Here is one simple task more. (5th grade)

eax = side of square1

ecx = side of squre2

We don't know which one is bigger.

Task:

Find positive (abs) difference of perimeters of these two squares

without branching.

Give solutions both for fpu and integer.

Another task:

Find sum of sign-changing HEX figures in dword.

Sign-changing means if you have value in hex 1234AFBCh

you need to find

1-2+3-4+A-F+B-C

It can be represented by difference of sum of odd figures and even figures

(1+3+A+B)-(2+4+F+C)

Get Anger.hlp with instruction set, and using it try to optimize for optimal paring.

Good Luck!

We don't know tricks - we just invent them ;)

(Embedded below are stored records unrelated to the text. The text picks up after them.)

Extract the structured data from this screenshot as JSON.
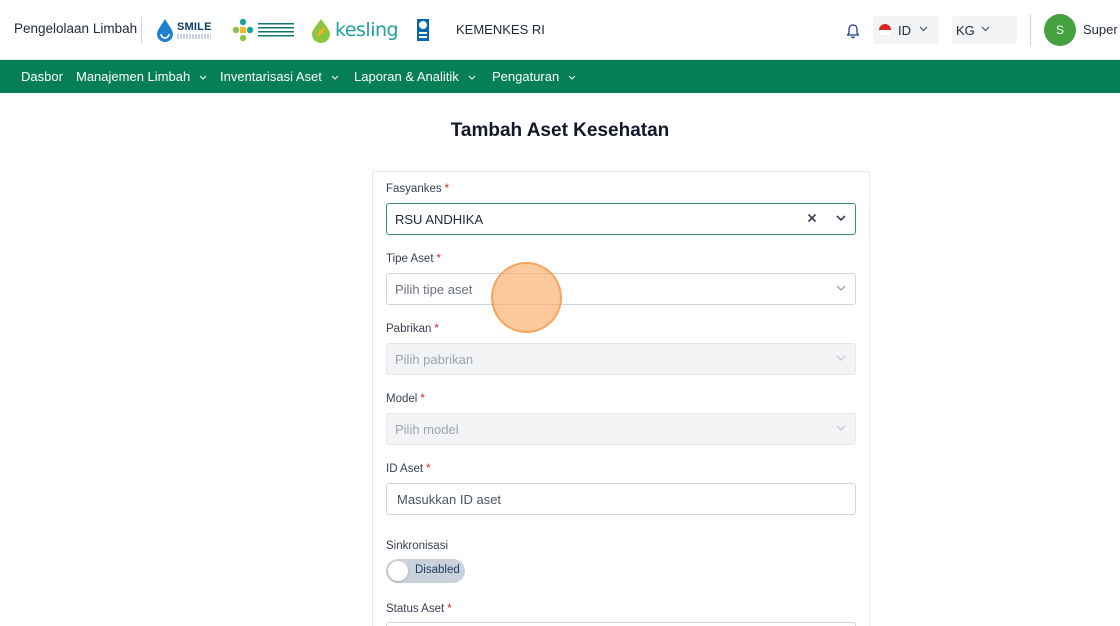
{
  "header": {
    "app_title": "Pengelolaan Limbah",
    "logos": {
      "smile": {
        "name": "SMILE"
      },
      "kesling": {
        "name": "kesling"
      }
    },
    "org_name": "KEMENKES RI",
    "language": {
      "selected": "ID"
    },
    "unit": {
      "selected": "KG"
    },
    "user": {
      "initial": "S",
      "name": "Super Admin"
    }
  },
  "nav": {
    "items": [
      {
        "label": "Dasbor",
        "has_dropdown": false
      },
      {
        "label": "Manajemen Limbah",
        "has_dropdown": true
      },
      {
        "label": "Inventarisasi Aset",
        "has_dropdown": true
      },
      {
        "label": "Laporan & Analitik",
        "has_dropdown": true
      },
      {
        "label": "Pengaturan",
        "has_dropdown": true
      }
    ]
  },
  "page": {
    "title": "Tambah Aset Kesehatan"
  },
  "form": {
    "fasyankes": {
      "label": "Fasyankes",
      "value": "RSU ANDHIKA"
    },
    "tipe_aset": {
      "label": "Tipe Aset",
      "placeholder": "Pilih tipe aset"
    },
    "pabrikan": {
      "label": "Pabrikan",
      "placeholder": "Pilih pabrikan"
    },
    "model": {
      "label": "Model",
      "placeholder": "Pilih model"
    },
    "id_aset": {
      "label": "ID Aset",
      "placeholder": "Masukkan ID aset"
    },
    "sinkronisasi": {
      "label": "Sinkronisasi",
      "state": "Disabled"
    },
    "status_aset": {
      "label": "Status Aset"
    },
    "required_mark": "*"
  },
  "colors": {
    "nav_bg": "#077f55",
    "avatar_bg": "#45a03f",
    "focus_border": "#3a8f73",
    "required": "#dc2626"
  }
}
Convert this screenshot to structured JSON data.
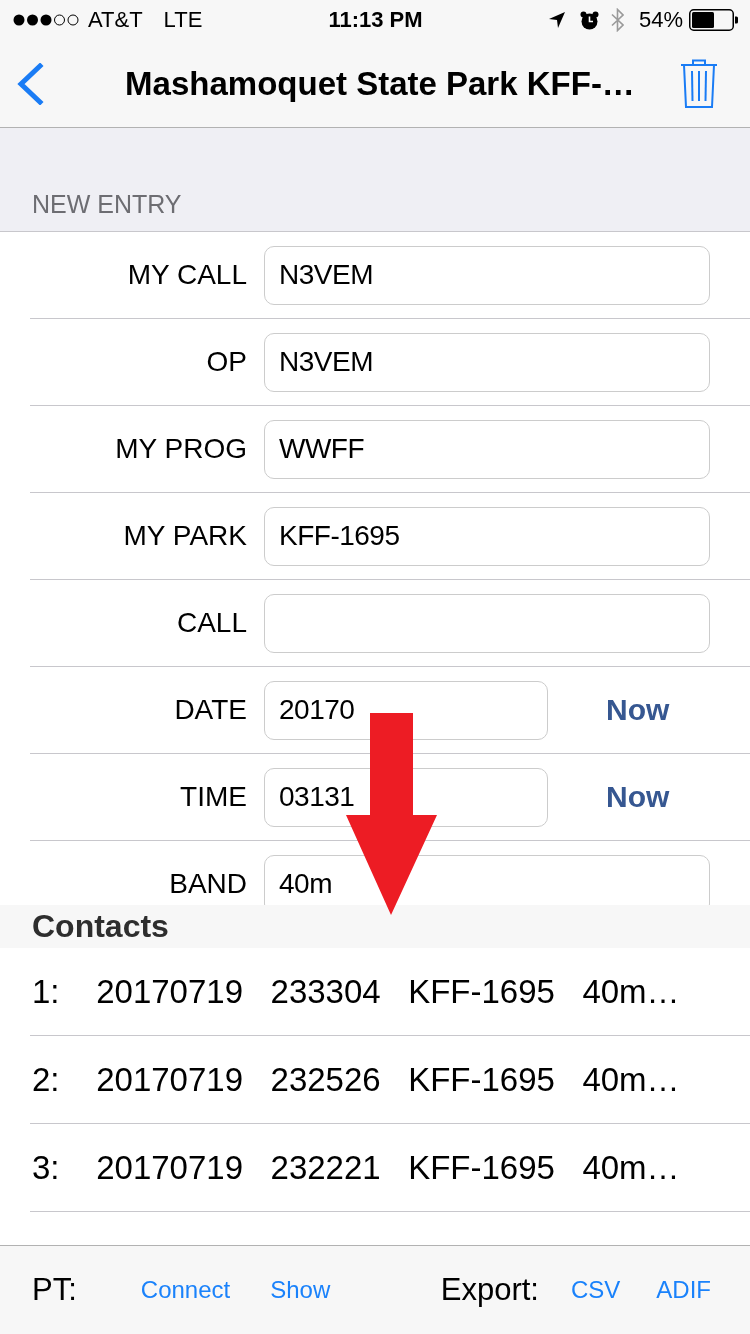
{
  "status_bar": {
    "carrier": "AT&T",
    "network": "LTE",
    "time": "11:13 PM",
    "battery": "54%"
  },
  "nav_bar": {
    "title": "Mashamoquet State Park KFF-…"
  },
  "new_entry": {
    "header": "NEW ENTRY",
    "fields": [
      {
        "kind": "text",
        "label": "MY CALL",
        "value": "N3VEM"
      },
      {
        "kind": "text",
        "label": "OP",
        "value": "N3VEM"
      },
      {
        "kind": "text",
        "label": "MY PROG",
        "value": "WWFF"
      },
      {
        "kind": "text",
        "label": "MY PARK",
        "value": "KFF-1695"
      },
      {
        "kind": "text",
        "label": "CALL"
      },
      {
        "kind": "text_with_button",
        "label": "DATE",
        "value": "20170",
        "button": "Now"
      },
      {
        "kind": "text_with_button",
        "label": "TIME",
        "value": "03131",
        "button": "Now"
      },
      {
        "kind": "text",
        "label": "BAND",
        "value": "40m"
      }
    ]
  },
  "contacts": {
    "header": "Contacts",
    "rows": [
      "1:    20170719   233304   KFF-1695   40m…",
      "2:    20170719   232526   KFF-1695   40m…",
      "3:    20170719   232221   KFF-1695   40m…"
    ]
  },
  "toolbar": {
    "pt_label": "PT:",
    "pt_buttons": [
      "Connect",
      "Show"
    ],
    "export_label": "Export:",
    "export_buttons": [
      "CSV",
      "ADIF"
    ]
  }
}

I thought about the task above and have posted my first tries.

Please don't look if you wish to solve yourself. ;)

I couldn't help myself :)

Good code.

1st is the same logic but one clock faster than mine.

I missed an obvious thing that - - 1 is the same as +1 :)

Problem of second code, dispite of good ideas, is dependences

it is 11 clocks timing:

mov edx,eax ;1

and eax,0F0F0F0Fh ;0

shr edx,4 ;1

and edx,0F0F0F0Fh ;1

or edx,10101010h ;1

sub edx,eax ;1

mov eax,edx ;1

shr edx,16 ;1

add eax,edx ;1

add al,ah ;1

and eax,0FFh ;1

sub eax,64 ;1

here is one (I have 5 different versions) possible solution

to make it independence ( 7 clocks):

mov ebx,eax

shr eax,4

and ebx,0f0f0f0fh

and eax,0f0f0f0fh

mov edx,ebx

mov ecx,eax

rol edx,16

rol ecx,16

add ebx,edx

add eax,ecx

add bl,bh

add al,ah

sub al,bl